No… we can only decrypt the passwords up to the 19th position, but we can find a longer password because a word list was used.

(“Pikipek-Normal-Flyi” should probably be “Pikipek-Normal-Flying”).

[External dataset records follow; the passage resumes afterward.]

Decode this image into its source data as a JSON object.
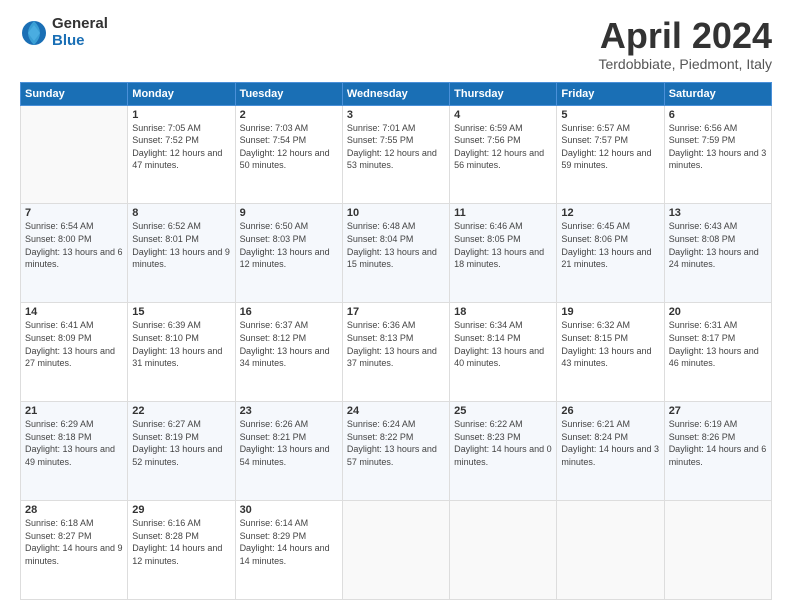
{
  "logo": {
    "general": "General",
    "blue": "Blue"
  },
  "header": {
    "month": "April 2024",
    "location": "Terdobbiate, Piedmont, Italy"
  },
  "weekdays": [
    "Sunday",
    "Monday",
    "Tuesday",
    "Wednesday",
    "Thursday",
    "Friday",
    "Saturday"
  ],
  "weeks": [
    [
      {
        "day": "",
        "empty": true
      },
      {
        "day": "1",
        "sunrise": "7:05 AM",
        "sunset": "7:52 PM",
        "daylight": "12 hours and 47 minutes."
      },
      {
        "day": "2",
        "sunrise": "7:03 AM",
        "sunset": "7:54 PM",
        "daylight": "12 hours and 50 minutes."
      },
      {
        "day": "3",
        "sunrise": "7:01 AM",
        "sunset": "7:55 PM",
        "daylight": "12 hours and 53 minutes."
      },
      {
        "day": "4",
        "sunrise": "6:59 AM",
        "sunset": "7:56 PM",
        "daylight": "12 hours and 56 minutes."
      },
      {
        "day": "5",
        "sunrise": "6:57 AM",
        "sunset": "7:57 PM",
        "daylight": "12 hours and 59 minutes."
      },
      {
        "day": "6",
        "sunrise": "6:56 AM",
        "sunset": "7:59 PM",
        "daylight": "13 hours and 3 minutes."
      }
    ],
    [
      {
        "day": "7",
        "sunrise": "6:54 AM",
        "sunset": "8:00 PM",
        "daylight": "13 hours and 6 minutes."
      },
      {
        "day": "8",
        "sunrise": "6:52 AM",
        "sunset": "8:01 PM",
        "daylight": "13 hours and 9 minutes."
      },
      {
        "day": "9",
        "sunrise": "6:50 AM",
        "sunset": "8:03 PM",
        "daylight": "13 hours and 12 minutes."
      },
      {
        "day": "10",
        "sunrise": "6:48 AM",
        "sunset": "8:04 PM",
        "daylight": "13 hours and 15 minutes."
      },
      {
        "day": "11",
        "sunrise": "6:46 AM",
        "sunset": "8:05 PM",
        "daylight": "13 hours and 18 minutes."
      },
      {
        "day": "12",
        "sunrise": "6:45 AM",
        "sunset": "8:06 PM",
        "daylight": "13 hours and 21 minutes."
      },
      {
        "day": "13",
        "sunrise": "6:43 AM",
        "sunset": "8:08 PM",
        "daylight": "13 hours and 24 minutes."
      }
    ],
    [
      {
        "day": "14",
        "sunrise": "6:41 AM",
        "sunset": "8:09 PM",
        "daylight": "13 hours and 27 minutes."
      },
      {
        "day": "15",
        "sunrise": "6:39 AM",
        "sunset": "8:10 PM",
        "daylight": "13 hours and 31 minutes."
      },
      {
        "day": "16",
        "sunrise": "6:37 AM",
        "sunset": "8:12 PM",
        "daylight": "13 hours and 34 minutes."
      },
      {
        "day": "17",
        "sunrise": "6:36 AM",
        "sunset": "8:13 PM",
        "daylight": "13 hours and 37 minutes."
      },
      {
        "day": "18",
        "sunrise": "6:34 AM",
        "sunset": "8:14 PM",
        "daylight": "13 hours and 40 minutes."
      },
      {
        "day": "19",
        "sunrise": "6:32 AM",
        "sunset": "8:15 PM",
        "daylight": "13 hours and 43 minutes."
      },
      {
        "day": "20",
        "sunrise": "6:31 AM",
        "sunset": "8:17 PM",
        "daylight": "13 hours and 46 minutes."
      }
    ],
    [
      {
        "day": "21",
        "sunrise": "6:29 AM",
        "sunset": "8:18 PM",
        "daylight": "13 hours and 49 minutes."
      },
      {
        "day": "22",
        "sunrise": "6:27 AM",
        "sunset": "8:19 PM",
        "daylight": "13 hours and 52 minutes."
      },
      {
        "day": "23",
        "sunrise": "6:26 AM",
        "sunset": "8:21 PM",
        "daylight": "13 hours and 54 minutes."
      },
      {
        "day": "24",
        "sunrise": "6:24 AM",
        "sunset": "8:22 PM",
        "daylight": "13 hours and 57 minutes."
      },
      {
        "day": "25",
        "sunrise": "6:22 AM",
        "sunset": "8:23 PM",
        "daylight": "14 hours and 0 minutes."
      },
      {
        "day": "26",
        "sunrise": "6:21 AM",
        "sunset": "8:24 PM",
        "daylight": "14 hours and 3 minutes."
      },
      {
        "day": "27",
        "sunrise": "6:19 AM",
        "sunset": "8:26 PM",
        "daylight": "14 hours and 6 minutes."
      }
    ],
    [
      {
        "day": "28",
        "sunrise": "6:18 AM",
        "sunset": "8:27 PM",
        "daylight": "14 hours and 9 minutes."
      },
      {
        "day": "29",
        "sunrise": "6:16 AM",
        "sunset": "8:28 PM",
        "daylight": "14 hours and 12 minutes."
      },
      {
        "day": "30",
        "sunrise": "6:14 AM",
        "sunset": "8:29 PM",
        "daylight": "14 hours and 14 minutes."
      },
      {
        "day": "",
        "empty": true
      },
      {
        "day": "",
        "empty": true
      },
      {
        "day": "",
        "empty": true
      },
      {
        "day": "",
        "empty": true
      }
    ]
  ],
  "labels": {
    "sunrise": "Sunrise:",
    "sunset": "Sunset:",
    "daylight": "Daylight:"
  }
}
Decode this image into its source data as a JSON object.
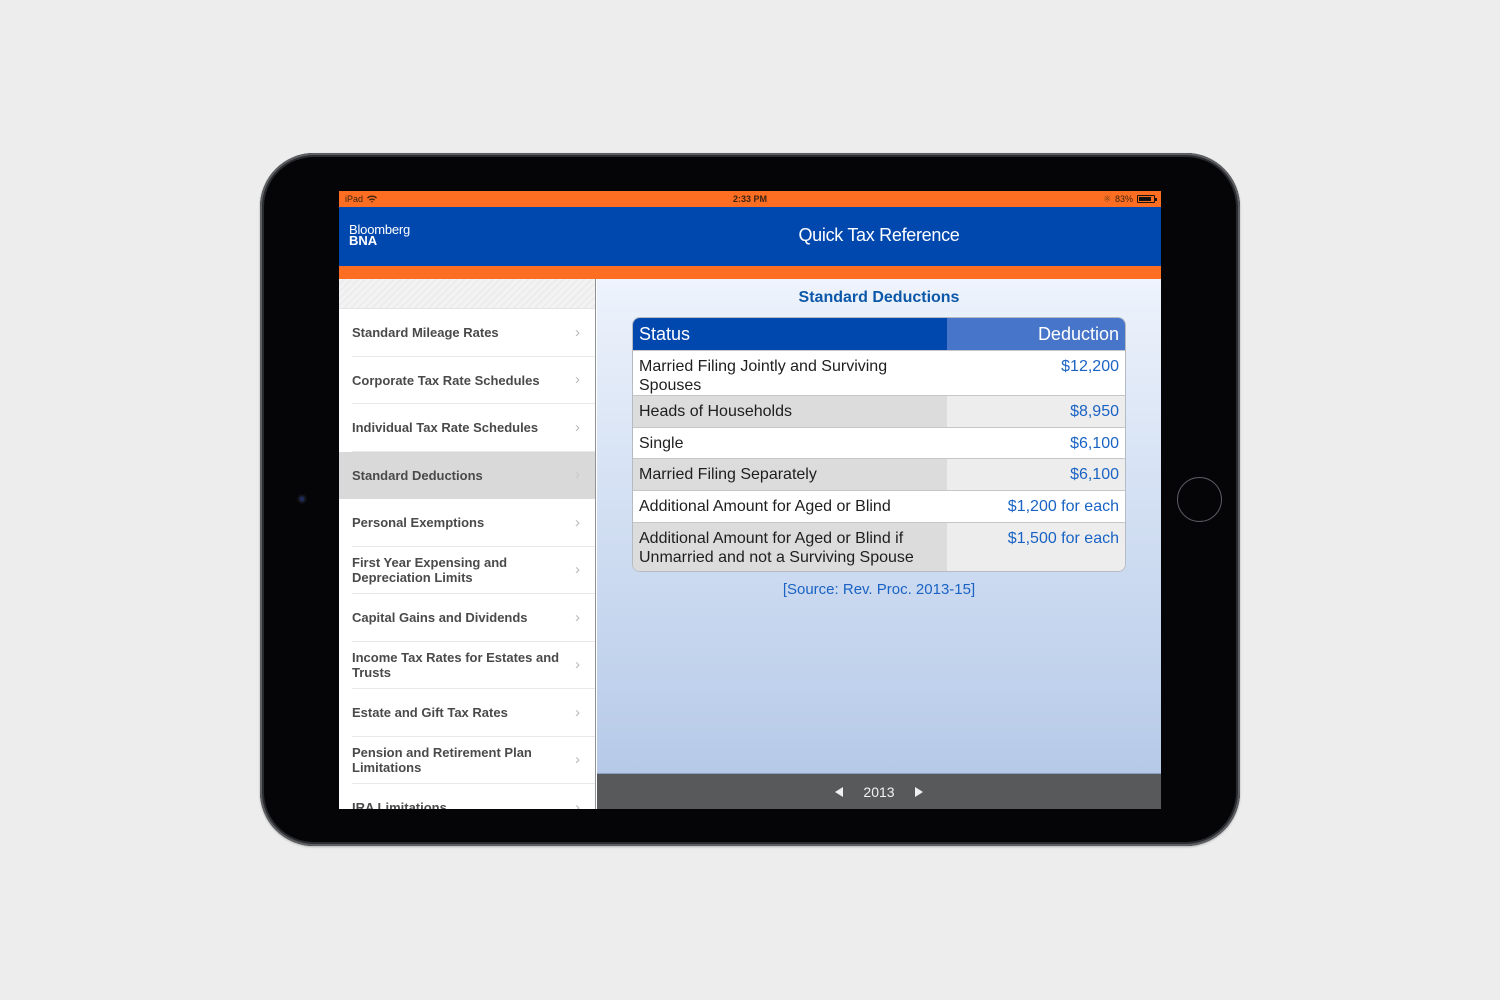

pw = "Pikipek-Normal-Flying"
leak = b'xr\xce\xa4\xdcSp\x83\xe9\xb6\xe0\x91\xacp\xee\x01\xc2\xd6f\xfb\xeb'

If we use the same script as before, we can find the correct password:

...
40 solve --> b'Pupitar-Rock-Ground'
41 solve --> b'Combusken-Fire-Fighti'
42 solve --> b'Guzzlord-Dark-Dragon'
43 solve --> b'Carnivine-Grass'
44 solve --> b'Growlithe-Fire'
45 solve --> b'Grubbin-Bug'
46 solve --> b'Gastrodon-Water-Groun'
47 solve --> b'Goomy-Dragon'
48 solve --> b'Thievul-Dark'
49 solve --> b'1n53cu2357234mc1ph32'
50 solve --> b'Seadra-Water'

Flag

The password / flag is “1n53cu2357234mc1ph32”.